The disappearance of the falls each summer is one of Yosemite's most striking seasonal transformations. Visitors who arrive in July expecting a thundering cascade often find a dry cliff face streaked with moisture stains and nothing more. This absence has created an unusual opportunity for a handful of rock climbers, who have scaled the exposed cliff beneath the Upper Fall during dry periods -- a route that is inaccessible and lethal when water is flowing. The undertaking is extraordinarily dangerous even when the falls are dry, because a single afternoon thunderstorm in the high country can restart the creek with little warning, sending water over the rim and sweeping anything off the rock face below. The creek's lack of a buffering watershed -- the same bare-granite basin that makes the spring flow so dramatic -- is precisely what makes it so unpredictable.

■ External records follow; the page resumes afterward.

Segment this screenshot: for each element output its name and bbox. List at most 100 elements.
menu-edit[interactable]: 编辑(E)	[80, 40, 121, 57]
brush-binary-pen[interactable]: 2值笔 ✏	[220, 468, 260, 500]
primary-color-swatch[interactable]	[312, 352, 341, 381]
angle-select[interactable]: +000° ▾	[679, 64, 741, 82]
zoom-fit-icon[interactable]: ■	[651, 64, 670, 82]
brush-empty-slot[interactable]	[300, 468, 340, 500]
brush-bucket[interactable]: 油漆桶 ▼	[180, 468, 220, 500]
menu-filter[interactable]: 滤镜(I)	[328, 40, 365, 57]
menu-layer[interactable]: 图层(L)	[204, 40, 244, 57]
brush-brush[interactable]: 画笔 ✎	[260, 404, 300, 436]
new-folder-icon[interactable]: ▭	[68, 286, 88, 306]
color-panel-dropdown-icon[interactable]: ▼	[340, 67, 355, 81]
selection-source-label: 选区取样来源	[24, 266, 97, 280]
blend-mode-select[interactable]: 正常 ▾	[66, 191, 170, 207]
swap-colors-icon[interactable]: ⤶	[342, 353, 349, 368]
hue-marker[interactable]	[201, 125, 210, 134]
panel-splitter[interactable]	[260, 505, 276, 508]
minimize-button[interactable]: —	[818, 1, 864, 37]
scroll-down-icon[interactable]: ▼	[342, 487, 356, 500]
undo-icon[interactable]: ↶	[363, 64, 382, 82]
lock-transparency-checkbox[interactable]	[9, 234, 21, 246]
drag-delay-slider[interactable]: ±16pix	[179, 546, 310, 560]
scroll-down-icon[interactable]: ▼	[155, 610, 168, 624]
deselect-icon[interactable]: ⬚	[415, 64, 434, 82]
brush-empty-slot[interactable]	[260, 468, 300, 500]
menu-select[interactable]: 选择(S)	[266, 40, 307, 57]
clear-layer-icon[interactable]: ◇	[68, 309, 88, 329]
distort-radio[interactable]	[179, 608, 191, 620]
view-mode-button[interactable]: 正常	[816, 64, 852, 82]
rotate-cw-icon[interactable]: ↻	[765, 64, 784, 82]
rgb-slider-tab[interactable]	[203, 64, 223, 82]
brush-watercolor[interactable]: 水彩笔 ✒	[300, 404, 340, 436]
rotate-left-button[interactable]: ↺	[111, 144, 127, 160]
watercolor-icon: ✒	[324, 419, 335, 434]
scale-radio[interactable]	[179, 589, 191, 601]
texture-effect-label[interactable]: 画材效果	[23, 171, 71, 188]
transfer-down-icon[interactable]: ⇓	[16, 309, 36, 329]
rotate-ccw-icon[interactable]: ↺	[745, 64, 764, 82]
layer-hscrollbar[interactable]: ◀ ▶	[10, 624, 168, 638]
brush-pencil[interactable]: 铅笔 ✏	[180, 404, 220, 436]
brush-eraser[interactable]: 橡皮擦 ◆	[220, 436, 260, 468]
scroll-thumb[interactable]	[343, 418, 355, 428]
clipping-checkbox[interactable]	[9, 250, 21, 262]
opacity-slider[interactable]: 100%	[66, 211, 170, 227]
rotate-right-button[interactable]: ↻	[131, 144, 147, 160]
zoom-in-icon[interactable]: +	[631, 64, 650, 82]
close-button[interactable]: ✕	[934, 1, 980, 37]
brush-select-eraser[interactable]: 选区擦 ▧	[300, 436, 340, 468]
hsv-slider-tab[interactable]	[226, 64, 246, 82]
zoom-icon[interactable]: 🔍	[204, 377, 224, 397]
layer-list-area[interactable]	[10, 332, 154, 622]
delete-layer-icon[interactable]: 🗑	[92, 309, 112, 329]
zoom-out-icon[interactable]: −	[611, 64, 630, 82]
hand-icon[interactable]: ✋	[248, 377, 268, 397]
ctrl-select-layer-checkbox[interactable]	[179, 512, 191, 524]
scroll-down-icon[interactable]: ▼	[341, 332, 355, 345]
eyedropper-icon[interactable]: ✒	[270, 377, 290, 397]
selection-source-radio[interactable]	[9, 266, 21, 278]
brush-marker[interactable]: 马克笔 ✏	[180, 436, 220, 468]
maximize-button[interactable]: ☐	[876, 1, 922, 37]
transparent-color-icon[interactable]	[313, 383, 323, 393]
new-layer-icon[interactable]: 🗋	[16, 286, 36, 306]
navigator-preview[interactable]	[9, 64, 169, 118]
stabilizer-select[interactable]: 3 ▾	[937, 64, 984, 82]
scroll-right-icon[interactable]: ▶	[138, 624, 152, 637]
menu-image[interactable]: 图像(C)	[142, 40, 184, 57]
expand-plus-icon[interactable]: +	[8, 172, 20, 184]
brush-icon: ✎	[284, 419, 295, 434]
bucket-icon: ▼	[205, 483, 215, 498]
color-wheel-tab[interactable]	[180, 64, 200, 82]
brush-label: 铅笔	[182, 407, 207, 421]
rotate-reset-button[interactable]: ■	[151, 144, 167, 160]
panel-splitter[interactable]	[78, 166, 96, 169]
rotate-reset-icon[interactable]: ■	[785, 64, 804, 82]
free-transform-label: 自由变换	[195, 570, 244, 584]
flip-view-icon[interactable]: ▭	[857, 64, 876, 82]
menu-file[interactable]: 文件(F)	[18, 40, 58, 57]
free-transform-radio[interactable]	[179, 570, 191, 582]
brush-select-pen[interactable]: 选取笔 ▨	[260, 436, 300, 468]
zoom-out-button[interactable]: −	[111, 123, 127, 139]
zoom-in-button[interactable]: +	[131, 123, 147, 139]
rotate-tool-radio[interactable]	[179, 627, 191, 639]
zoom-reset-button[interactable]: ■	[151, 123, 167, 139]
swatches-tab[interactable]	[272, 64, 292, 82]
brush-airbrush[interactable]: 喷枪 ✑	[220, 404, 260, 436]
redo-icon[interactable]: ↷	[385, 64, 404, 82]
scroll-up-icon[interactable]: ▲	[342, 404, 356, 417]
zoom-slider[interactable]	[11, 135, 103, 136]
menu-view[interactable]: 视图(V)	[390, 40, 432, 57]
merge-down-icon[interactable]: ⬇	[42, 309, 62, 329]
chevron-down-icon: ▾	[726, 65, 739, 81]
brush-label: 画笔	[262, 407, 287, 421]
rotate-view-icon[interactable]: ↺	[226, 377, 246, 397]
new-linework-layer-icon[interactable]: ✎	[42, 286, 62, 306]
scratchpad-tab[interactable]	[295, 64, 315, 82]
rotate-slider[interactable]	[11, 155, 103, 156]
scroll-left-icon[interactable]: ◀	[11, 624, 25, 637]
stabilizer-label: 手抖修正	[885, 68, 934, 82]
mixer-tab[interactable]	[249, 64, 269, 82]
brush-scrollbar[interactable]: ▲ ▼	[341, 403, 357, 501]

From altitude, Yosemite Creek is visible as a thin silver line threading through pale granite, easy to trace from the dark pools of the Grant Lakes southwest to the valley rim. The creek's watershed is one of the most geologically exposed landscapes in the Sierra Nevada -- a terrain of polished rock, glacial erratics, and scattered lodgepole pines where the bones of the mountain lie close to the surface. In spring, when snowmelt fills every crease in the granite, the creek and its tributaries turn the entire basin into a network of reflective channels. By autumn, the same landscape is dry and quiet, the creek bed empty, the falls a memory. Yosemite Creek is a reminder that even the most iconic features of the natural world are not permanent fixtures but seasonal performances, shaped by water that arrives, transforms everything it touches, and then simply goes away.
Yosemite Creek runs from the Grant Lakes (approx. 37.85N, 119.60W) southwest to the Yosemite Valley rim at 37.756N, 119.597W, where it becomes Yosemite Falls. Best viewed from 5,000-8,000 ft AGL, looking east along the valley. The creek itself is a thin line on granite; the falls are the dramatic feature visible from distance. Nearest airports: Mariposa-Yosemite (KMPI, 30 nm SW), Merced Regional (KMCE, 55 nm SW). Spring offers peak water flow and best visibility of the falls.